The Rex Boating Club will have free boat rides, and Norwalk Seaport Association is offering free cruises as well to view Sheffield Island Lighthouse.
Young children can putter around a “mini lake” on small paddle boats, and kids will have plenty of other opportunities for fun and games including toy boat building and a touch tank with tidal pool creatures sponsored by the Marine Science Academy at Brien McMahon High School.
Amid increasing awareness for reducing plastic waste that finds its way into waterways and oceans, the Norwalk Boat Show is hosting a contest among Norwalk schools for students to create projects on how reducing waste can have a positive impact on the environment, with the winning team to get $500 to fund any initiatives. And at 2 p.m. Sunday, Sept. 19, the Clean Earth Project is helping coordinate a volunteer clean up of the waterfront at Veteran’s Memorial Park in Norwalk, with sign-up online at thecleanearthproject.com.

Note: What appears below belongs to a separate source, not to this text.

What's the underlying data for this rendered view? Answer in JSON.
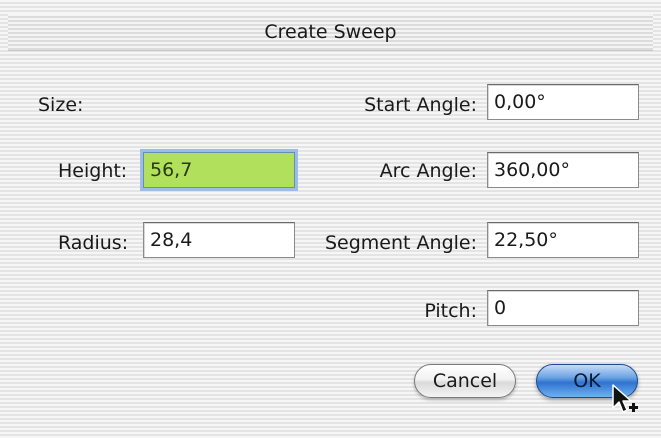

Back at the marina, the CEO of boat maker Brunswick Corp. told investors in late July that production came up 7,000 units short of actual retail demand last spring, with the company having sufficient inventory at that point to last through the end of summer only. Brunswick brands include Boston Whaler, Sea Ray and Bayliner as well as Mercury outboard engines.
“As we begin to get through the prime selling season over the next couple of months, we will be planning to build inventory again,” Brunswick CEO David Foulkes said in July. “But right now and probably through most of the year, it certainly is a constrained marketplace.”
The same week, the CEO of MarineMax said many buyers have been looking to trade up for larger yachts — but with stocks running low even for those models, facing a wait themselves.
“Would sales be even higher? I think the answer to that is yes — I think every dealer would tell you that,” said Brett McGill, CEO of MarineMax, speakingin July on a conference call. “You just look at our backlog, our customer deposits and the strength of demand today . ... The industry trends would be even stronger if it wasn’t for some of the supply chain challenges that it’s seeing.”